Rheon Medical revolutioniert chirurgische Behandlung des Glaukoms
Das Glaukom ist eine der häufigsten Erblindungsursachen und betrifft weltweit mehr als 75 Millionen Menschen: «Meistens ist es auf einen Anstieg des Augeninnendrucks (IOD) der Patienten zurückzuführen. Wenn dieser Druck zu hoch wird, kann der Sehnerv geschädigt werden, was unbehandelt zum Verlust des Sehvermögens führt», sagt Nikos Stergiopulos, Gründer und CEO von Rheon Medical und Leiter des Laboratory of Hemodynamics and Cardiovascular Technology der EPFL.

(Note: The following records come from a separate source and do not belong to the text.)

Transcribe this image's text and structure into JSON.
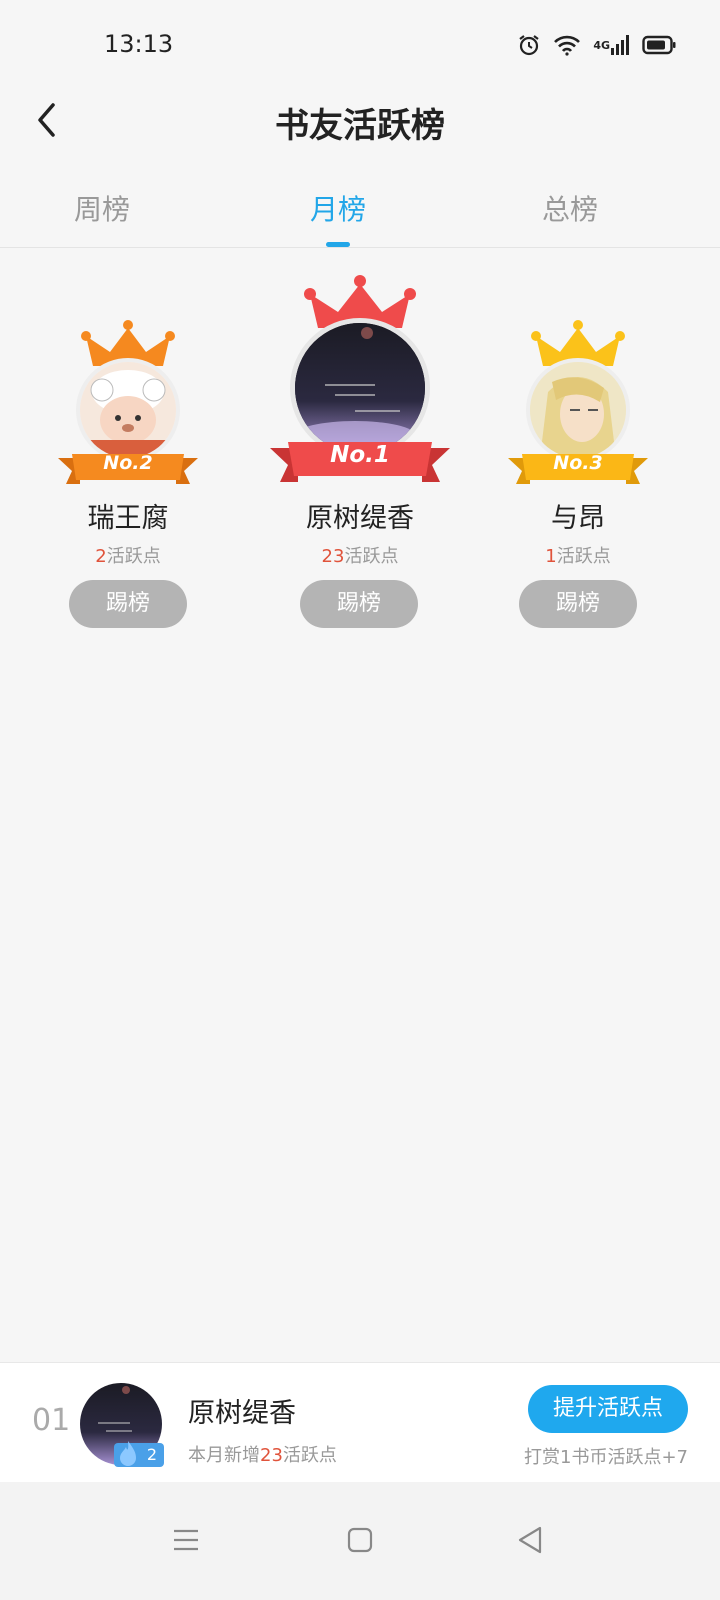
{
  "status_bar": {
    "time": "13:13",
    "network": "4G",
    "icons": [
      "alarm-icon",
      "wifi-icon",
      "cellular-signal-icon",
      "battery-icon"
    ]
  },
  "header": {
    "title": "书友活跃榜",
    "back_icon": "chevron-left-icon"
  },
  "tabs": [
    {
      "label": "周榜",
      "active": false
    },
    {
      "label": "月榜",
      "active": true
    },
    {
      "label": "总榜",
      "active": false
    }
  ],
  "podium": [
    {
      "rank_label": "No.2",
      "name": "瑞王腐",
      "points": "2",
      "points_suffix": "活跃点",
      "button": "踢榜",
      "ribbon_color": "#f58a1f",
      "crown_color": "#f5891f"
    },
    {
      "rank_label": "No.1",
      "name": "原树缇香",
      "points": "23",
      "points_suffix": "活跃点",
      "button": "踢榜",
      "ribbon_color": "#ef4b4b",
      "crown_color": "#ef4b4b"
    },
    {
      "rank_label": "No.3",
      "name": "与昂",
      "points": "1",
      "points_suffix": "活跃点",
      "button": "踢榜",
      "ribbon_color": "#fbb716",
      "crown_color": "#fbc21a"
    }
  ],
  "my_entry": {
    "rank": "01",
    "name": "原树缇香",
    "level": "2",
    "desc_prefix": "本月新增",
    "desc_points": "23",
    "desc_suffix": "活跃点",
    "boost_button": "提升活跃点",
    "reward_hint": "打赏1书币活跃点+7"
  },
  "nav_bar": {
    "icons": [
      "menu-icon",
      "home-icon",
      "back-triangle-icon"
    ]
  },
  "colors": {
    "accent": "#22a6e8",
    "points_highlight": "#e0533b",
    "kick_button": "#b4b4b4"
  }
}
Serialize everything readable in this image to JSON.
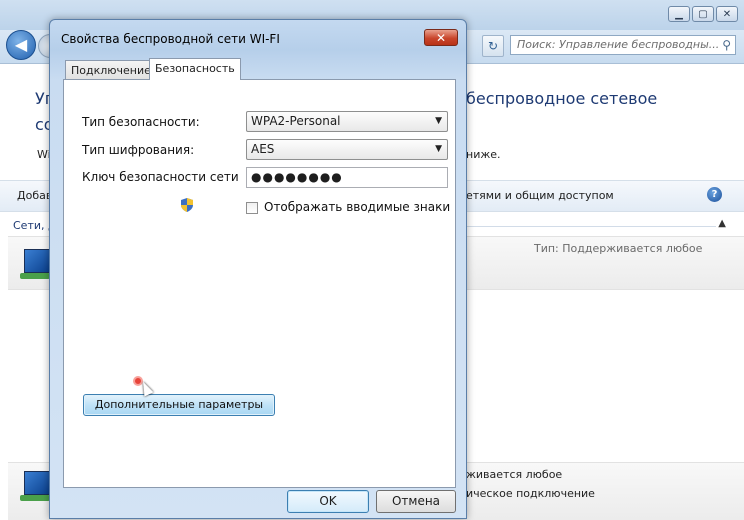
{
  "background_window": {
    "search_placeholder": "Поиск: Управление беспроводны...",
    "heading_left_1": "Уп",
    "heading_left_2": "со",
    "heading_right": "беспроводное сетевое",
    "subtext_left": "Wi",
    "subtext_right": "ниже.",
    "toolbar_left": "Добав",
    "toolbar_right": "етями и общим доступом",
    "group_label": "Сети, д",
    "row1_type": "Тип: Поддерживается любое",
    "row2_line1": "живается любое",
    "row2_line2": "ическое подключение",
    "window_controls": {
      "minimize": "▁",
      "maximize": "▢",
      "close": "✕"
    }
  },
  "dialog": {
    "title": "Свойства беспроводной сети WI-FI",
    "close": "✕",
    "tabs": [
      {
        "label": "Подключение",
        "active": false
      },
      {
        "label": "Безопасность",
        "active": true
      }
    ],
    "security_type_label": "Тип безопасности:",
    "security_type_value": "WPA2-Personal",
    "encryption_type_label": "Тип шифрования:",
    "encryption_type_value": "AES",
    "network_key_label": "Ключ безопасности сети",
    "network_key_value": "●●●●●●●●",
    "show_chars_label": "Отображать вводимые знаки",
    "show_chars_checked": false,
    "advanced_button": "Дополнительные параметры",
    "ok_button": "OK",
    "cancel_button": "Отмена"
  }
}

Stergiopulos' Vater litt an einem Glaukom, das zum Verlust eines Auges führte und die Sehkraft des anderen beeinträchtigte. «Ich fragte ihn nach den verschiedenen Behandlungsmöglichkeiten, und er erklärte mir, dass die Krankheit zunächst mit Augentropfen behandelt wird», sagt Stergiopulos, «aber irgendwann reichen die Tropfen nicht mehr aus, und man muss operieren, um den Augeninnendruck der oder des Kranken zu senken. Dies geschieht mit Glaukom-Drainagevorrichtungen, so genannten Kammerwasser-Shunts.»

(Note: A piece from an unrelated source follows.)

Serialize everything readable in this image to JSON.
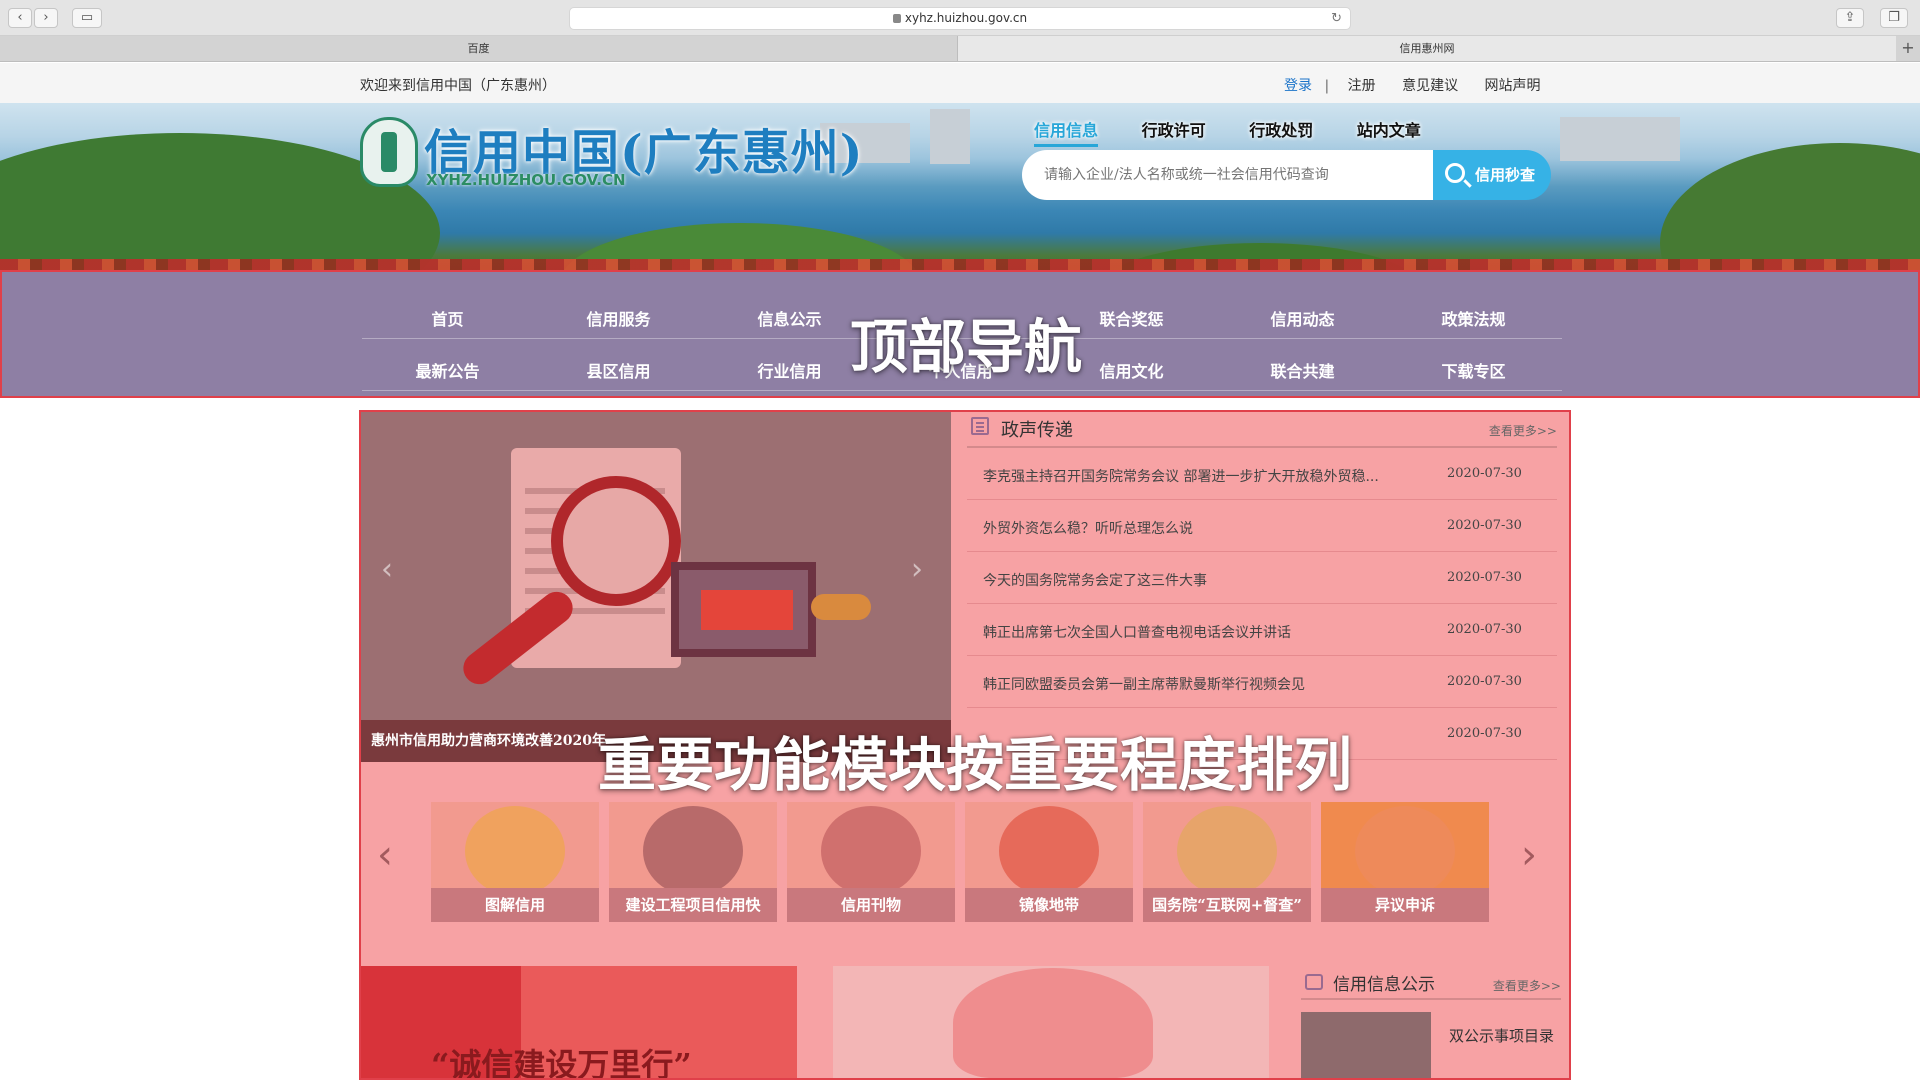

Das Problem mit diesen Shunts ist, dass sie eine ziemlich hohe Rate an postoperativen Komplikationen aufweisen und oft zu einem Fehlschlag der Operation führen, wenn der IOD der Patientin nicht ausreichend kontrolliert wird. «Mein Doktorand erwähnte, dass es wirklich hilfreich wäre, den Flüssigkeitsfluss in den Glaukomdrainageröhren kontrollieren zu können. Ich habe ein ganzes Wochenende darüber nachgedacht und bin schliesslich auf eine mögliche Lösung gekommen», sagt Stergiopulos. «Da meine Fachgebiete Strömungsmechanik und medizinische Geräte sind, hatte ich die Idee, eine magnetische Scheibe in die Schläuche einzusetzen, die der Augenarzt nicht-invasiv drehen kann, um den Flüssigkeitswiderstand zu verändern. Das war das Einfachste, was ich mir vorstellen konnte.»
Ein grosser Durchbruch
Um seine Idee weiterzuentwickeln, reichte Stergiopulos eine Erfindungsmeldung beim Technologietransferbüro der EPFL ein, das diese Informationen nutzte, um ein Patent zu beantragen. Die ersten Prototypen wurden in seinem Labor entwickelt: «Wir waren in der Lage, ein winziges, gebogenes Gerät herzustellen, das nur 0,7 mm dick ist», sagt er. Er nannte sein Gerät eyeWatch.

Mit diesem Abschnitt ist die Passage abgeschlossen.